Интенсивно участвуя в научной и филоософской жизни современности, католичество никогда не довольствовалось значением одной из сотрудничающих сторон в общей культурной работе; оно стремилось господствовать и указывать. Это неизбежно вело к столкновениям и отпадениям. В православии нет канонизованной философской доктрины, какою в католичестве является философия Фомы Аквината, нет поощряемых и индексированных научных дисциплин.

Считаю долгом оговориться, что речь идет здесь о принципах, а не о единичных проявлениях нетерпимости. В рамках этой теоретической неопределенности зато легче разрешить один из самых наболевших вопросов нашей современности — вопрос об отношении церкви и интеллигенции. Если церковь не провозглашает официально терпимости к научным и философским учениям, то практически и житейски эта терпимость осуществляется, кроме редких случаев слишком далеко зашедших столкновений. В двери нашего храма за верующим может войти и сомневающийся, и колеблющийся.

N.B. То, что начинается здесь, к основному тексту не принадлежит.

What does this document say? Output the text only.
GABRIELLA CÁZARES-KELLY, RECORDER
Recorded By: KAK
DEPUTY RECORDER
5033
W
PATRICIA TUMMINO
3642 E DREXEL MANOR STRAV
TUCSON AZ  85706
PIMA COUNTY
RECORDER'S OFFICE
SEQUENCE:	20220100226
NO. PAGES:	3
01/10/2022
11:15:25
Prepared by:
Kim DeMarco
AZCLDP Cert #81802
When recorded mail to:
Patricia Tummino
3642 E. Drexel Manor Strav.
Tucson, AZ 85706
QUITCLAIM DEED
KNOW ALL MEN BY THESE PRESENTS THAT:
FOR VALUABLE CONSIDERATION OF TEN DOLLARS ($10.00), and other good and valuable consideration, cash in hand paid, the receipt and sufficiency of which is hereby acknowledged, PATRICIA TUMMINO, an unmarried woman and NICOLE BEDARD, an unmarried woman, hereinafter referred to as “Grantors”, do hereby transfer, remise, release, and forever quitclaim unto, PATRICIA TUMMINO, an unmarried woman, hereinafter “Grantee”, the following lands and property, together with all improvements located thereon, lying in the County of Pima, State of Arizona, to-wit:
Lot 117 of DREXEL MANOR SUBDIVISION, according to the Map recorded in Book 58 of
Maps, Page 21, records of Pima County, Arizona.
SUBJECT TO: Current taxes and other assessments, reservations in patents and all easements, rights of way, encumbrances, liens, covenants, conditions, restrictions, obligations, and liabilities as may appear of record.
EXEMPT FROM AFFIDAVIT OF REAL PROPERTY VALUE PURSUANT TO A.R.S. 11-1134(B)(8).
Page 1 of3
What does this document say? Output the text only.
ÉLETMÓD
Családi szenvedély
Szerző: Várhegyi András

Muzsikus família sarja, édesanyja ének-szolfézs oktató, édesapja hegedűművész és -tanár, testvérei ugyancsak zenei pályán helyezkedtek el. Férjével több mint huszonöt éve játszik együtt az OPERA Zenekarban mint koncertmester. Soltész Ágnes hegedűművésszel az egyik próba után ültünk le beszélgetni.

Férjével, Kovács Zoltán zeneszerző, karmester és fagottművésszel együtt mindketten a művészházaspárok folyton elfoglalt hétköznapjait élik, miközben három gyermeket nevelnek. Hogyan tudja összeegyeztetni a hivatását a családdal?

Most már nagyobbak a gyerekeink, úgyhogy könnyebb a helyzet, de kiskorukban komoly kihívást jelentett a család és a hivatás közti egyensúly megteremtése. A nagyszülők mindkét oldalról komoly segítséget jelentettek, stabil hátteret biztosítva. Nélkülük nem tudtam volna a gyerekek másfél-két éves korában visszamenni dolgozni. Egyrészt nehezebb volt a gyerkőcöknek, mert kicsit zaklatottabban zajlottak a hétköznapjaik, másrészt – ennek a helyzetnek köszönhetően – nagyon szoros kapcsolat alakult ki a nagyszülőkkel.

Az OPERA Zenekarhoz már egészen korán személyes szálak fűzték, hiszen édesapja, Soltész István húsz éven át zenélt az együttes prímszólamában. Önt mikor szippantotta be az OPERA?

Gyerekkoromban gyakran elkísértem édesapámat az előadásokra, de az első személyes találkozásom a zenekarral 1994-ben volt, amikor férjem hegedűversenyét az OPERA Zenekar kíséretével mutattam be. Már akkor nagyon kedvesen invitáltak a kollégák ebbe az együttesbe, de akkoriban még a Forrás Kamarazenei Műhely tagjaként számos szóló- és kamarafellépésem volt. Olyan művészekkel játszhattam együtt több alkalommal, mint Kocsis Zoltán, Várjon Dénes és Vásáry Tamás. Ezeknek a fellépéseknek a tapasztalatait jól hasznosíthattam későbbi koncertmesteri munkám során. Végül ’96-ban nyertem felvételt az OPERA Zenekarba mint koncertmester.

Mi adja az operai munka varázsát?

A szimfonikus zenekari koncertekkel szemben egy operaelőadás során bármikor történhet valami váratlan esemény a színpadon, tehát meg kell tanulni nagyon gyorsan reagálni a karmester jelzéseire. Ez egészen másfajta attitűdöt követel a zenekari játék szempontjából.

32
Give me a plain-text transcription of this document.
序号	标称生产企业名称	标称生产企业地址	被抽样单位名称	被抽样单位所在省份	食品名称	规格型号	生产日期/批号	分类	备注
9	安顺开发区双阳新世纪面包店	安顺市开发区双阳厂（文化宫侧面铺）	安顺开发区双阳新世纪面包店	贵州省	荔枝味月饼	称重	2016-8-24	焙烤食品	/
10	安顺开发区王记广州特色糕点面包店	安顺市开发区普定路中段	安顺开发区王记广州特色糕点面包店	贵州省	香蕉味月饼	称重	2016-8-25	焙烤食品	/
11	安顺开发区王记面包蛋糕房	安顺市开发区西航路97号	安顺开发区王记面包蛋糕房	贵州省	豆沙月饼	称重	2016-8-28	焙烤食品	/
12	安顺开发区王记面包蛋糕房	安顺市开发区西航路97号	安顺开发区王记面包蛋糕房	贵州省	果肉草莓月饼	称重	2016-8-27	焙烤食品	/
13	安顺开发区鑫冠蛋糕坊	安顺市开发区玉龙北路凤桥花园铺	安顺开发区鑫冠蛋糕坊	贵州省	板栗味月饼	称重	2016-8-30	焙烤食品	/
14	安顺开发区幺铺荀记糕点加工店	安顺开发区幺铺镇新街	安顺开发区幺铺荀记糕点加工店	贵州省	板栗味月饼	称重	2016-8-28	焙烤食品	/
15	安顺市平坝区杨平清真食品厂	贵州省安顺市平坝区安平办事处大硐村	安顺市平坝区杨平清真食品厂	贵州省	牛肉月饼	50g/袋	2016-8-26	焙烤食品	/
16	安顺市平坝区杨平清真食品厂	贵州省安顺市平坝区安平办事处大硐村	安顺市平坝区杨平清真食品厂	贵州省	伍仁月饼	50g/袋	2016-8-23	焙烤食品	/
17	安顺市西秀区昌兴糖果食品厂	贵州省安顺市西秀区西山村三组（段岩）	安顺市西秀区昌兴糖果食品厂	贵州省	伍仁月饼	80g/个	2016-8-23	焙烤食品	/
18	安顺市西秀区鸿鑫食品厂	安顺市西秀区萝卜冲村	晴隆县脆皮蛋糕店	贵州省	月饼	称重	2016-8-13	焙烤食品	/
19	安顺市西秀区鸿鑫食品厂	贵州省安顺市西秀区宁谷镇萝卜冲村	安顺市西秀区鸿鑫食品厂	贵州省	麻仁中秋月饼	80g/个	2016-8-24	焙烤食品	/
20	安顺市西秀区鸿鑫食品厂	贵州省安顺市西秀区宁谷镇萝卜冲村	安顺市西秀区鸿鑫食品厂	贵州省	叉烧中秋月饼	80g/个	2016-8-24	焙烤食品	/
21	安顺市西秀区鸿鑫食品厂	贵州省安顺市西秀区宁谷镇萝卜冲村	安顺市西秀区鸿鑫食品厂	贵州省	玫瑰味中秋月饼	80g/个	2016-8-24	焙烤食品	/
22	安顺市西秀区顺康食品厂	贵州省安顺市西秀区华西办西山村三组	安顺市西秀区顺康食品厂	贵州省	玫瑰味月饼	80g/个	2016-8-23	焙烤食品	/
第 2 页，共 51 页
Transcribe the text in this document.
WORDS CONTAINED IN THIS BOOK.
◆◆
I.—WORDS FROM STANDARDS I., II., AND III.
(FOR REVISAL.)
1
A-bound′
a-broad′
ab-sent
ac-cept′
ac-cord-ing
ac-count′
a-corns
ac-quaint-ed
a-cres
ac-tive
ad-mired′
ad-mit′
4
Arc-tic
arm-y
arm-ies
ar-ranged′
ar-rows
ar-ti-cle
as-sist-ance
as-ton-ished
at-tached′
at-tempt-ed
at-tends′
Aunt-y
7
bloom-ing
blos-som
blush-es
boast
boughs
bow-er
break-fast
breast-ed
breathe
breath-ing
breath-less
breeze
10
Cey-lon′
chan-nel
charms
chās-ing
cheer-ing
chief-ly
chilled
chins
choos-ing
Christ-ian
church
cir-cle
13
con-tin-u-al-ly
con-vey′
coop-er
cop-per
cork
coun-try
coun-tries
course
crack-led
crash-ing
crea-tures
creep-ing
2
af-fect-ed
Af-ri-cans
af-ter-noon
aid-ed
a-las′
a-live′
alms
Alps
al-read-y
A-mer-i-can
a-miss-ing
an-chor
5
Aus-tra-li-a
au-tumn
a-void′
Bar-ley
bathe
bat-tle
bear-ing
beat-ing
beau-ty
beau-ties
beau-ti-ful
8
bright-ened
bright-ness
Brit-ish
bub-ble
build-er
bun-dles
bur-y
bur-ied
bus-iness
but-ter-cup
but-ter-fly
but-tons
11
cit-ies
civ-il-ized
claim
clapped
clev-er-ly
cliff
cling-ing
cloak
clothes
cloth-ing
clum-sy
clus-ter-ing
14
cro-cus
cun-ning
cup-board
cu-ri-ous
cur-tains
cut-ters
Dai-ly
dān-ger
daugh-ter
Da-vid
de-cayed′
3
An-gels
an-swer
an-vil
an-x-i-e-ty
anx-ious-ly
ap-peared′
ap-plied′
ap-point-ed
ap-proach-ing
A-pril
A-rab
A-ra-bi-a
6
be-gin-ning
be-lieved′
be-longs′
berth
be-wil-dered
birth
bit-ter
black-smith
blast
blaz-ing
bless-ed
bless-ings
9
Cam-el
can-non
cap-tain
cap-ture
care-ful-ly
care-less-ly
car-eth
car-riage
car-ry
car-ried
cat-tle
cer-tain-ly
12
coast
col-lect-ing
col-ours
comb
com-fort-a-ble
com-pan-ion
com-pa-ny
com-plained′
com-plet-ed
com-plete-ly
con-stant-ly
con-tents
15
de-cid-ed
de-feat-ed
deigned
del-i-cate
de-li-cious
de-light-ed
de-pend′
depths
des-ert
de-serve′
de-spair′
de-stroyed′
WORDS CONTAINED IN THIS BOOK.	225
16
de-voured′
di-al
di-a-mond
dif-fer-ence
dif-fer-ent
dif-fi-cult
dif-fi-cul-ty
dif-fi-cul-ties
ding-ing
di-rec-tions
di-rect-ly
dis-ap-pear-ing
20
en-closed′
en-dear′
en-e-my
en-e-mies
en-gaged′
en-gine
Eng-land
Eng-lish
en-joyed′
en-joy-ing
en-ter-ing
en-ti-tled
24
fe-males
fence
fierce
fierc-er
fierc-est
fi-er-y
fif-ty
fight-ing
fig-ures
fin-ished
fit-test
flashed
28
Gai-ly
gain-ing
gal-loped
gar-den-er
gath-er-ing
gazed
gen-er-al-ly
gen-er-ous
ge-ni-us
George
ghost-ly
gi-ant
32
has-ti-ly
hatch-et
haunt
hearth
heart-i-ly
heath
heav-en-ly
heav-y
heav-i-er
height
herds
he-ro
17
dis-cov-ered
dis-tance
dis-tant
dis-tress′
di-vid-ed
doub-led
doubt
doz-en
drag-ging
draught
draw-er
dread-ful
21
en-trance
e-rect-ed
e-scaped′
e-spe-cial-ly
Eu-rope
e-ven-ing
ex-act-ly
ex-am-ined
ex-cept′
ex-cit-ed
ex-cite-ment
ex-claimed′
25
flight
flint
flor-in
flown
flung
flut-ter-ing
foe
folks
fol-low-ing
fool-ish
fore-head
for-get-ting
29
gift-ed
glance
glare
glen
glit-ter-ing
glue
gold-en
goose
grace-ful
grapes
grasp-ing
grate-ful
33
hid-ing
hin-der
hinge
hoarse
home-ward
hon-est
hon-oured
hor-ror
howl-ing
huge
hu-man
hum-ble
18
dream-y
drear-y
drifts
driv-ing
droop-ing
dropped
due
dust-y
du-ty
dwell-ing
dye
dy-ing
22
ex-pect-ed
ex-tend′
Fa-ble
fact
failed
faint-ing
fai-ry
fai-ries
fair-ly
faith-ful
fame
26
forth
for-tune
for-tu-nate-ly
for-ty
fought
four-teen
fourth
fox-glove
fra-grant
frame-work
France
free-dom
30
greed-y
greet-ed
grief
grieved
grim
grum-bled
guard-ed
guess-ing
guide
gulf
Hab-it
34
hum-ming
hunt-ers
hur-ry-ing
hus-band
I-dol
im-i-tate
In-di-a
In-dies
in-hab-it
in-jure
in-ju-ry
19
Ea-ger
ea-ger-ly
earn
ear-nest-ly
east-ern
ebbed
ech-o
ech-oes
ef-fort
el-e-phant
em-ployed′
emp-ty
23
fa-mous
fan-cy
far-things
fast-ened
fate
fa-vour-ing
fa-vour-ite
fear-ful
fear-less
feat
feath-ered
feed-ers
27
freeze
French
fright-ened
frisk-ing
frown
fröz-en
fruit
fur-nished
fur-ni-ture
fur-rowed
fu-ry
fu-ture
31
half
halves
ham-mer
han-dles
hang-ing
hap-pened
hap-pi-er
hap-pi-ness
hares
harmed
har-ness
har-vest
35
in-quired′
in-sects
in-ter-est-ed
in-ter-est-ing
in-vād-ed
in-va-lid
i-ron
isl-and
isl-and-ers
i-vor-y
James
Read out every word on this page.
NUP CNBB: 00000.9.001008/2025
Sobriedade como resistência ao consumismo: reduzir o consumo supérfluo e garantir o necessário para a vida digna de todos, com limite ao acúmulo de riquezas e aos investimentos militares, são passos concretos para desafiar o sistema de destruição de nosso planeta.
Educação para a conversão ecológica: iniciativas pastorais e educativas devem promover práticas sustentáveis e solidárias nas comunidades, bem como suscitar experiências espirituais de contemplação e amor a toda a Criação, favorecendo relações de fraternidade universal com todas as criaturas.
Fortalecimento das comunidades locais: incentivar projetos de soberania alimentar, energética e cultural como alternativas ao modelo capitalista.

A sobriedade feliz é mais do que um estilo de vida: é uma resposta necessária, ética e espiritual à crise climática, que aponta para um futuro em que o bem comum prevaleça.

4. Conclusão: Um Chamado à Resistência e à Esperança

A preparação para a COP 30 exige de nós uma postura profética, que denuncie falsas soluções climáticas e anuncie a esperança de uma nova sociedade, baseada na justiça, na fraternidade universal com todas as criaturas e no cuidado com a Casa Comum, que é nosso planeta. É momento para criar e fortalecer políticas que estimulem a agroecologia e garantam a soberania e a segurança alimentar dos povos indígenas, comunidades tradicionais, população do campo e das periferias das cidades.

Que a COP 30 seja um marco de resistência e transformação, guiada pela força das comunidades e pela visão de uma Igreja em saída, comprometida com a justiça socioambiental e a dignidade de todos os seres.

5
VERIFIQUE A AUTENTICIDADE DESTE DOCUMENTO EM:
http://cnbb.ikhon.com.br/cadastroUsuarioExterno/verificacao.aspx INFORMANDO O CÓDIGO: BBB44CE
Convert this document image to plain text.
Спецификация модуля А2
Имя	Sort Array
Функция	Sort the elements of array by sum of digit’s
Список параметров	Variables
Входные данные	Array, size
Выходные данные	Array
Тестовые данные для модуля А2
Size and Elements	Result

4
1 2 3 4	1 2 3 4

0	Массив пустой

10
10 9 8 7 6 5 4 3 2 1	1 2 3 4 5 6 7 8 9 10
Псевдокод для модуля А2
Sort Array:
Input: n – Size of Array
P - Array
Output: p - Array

Я говорю все это не для самовосхваления, не в желании повторить с фарисеем: «Боже, благодарю Тебя, что я не таков, как прочие». Нет, в этот знаменательный день я вспоминаю долгий, почти тысячелетний период, прожитый народом нашим под крылом матери церкви... Простой, благостной и кроткой (ибо таков характер Православия), с загрубелыми от работы руками, терпеливой, но не рабьим терпением, а полным упорной энергии преодоления житейских несчастий.

Возмужав, пробуя многое решить собственными силами, не забудем, что силы эти закалены были ее заботами, что первые шаги на тяжелом житейском поприще она сопровождала и поддерживала. Что даже самый характер наш народный сложился в лоне Православия. Ведь, забывая об этом, мы продолжаем гордиться Россией именно как евангельской страной, бедной страной смирения и тайны, непонятной для холодного рассудка. Иначе бы зачем повторяли мы, говоря о ней, строки Тютчева:

Удрученный ношей крестной,
Всю тебя, страна родная,
В рабском виде Царь Небесный
Исходил, благословляя.


Опубликовано: Сборник в память Святого Равноапостольного Князя Владимира. Белград, изд. Комитета по устройству празднования Дня Св. Князя Владимира, 1930. С. 33-40.

Георгиевский Михаил Александрович (1888-1950) — историк литературы, педагог, общественный деятель. В 1919 году эмигрировал в Югославию.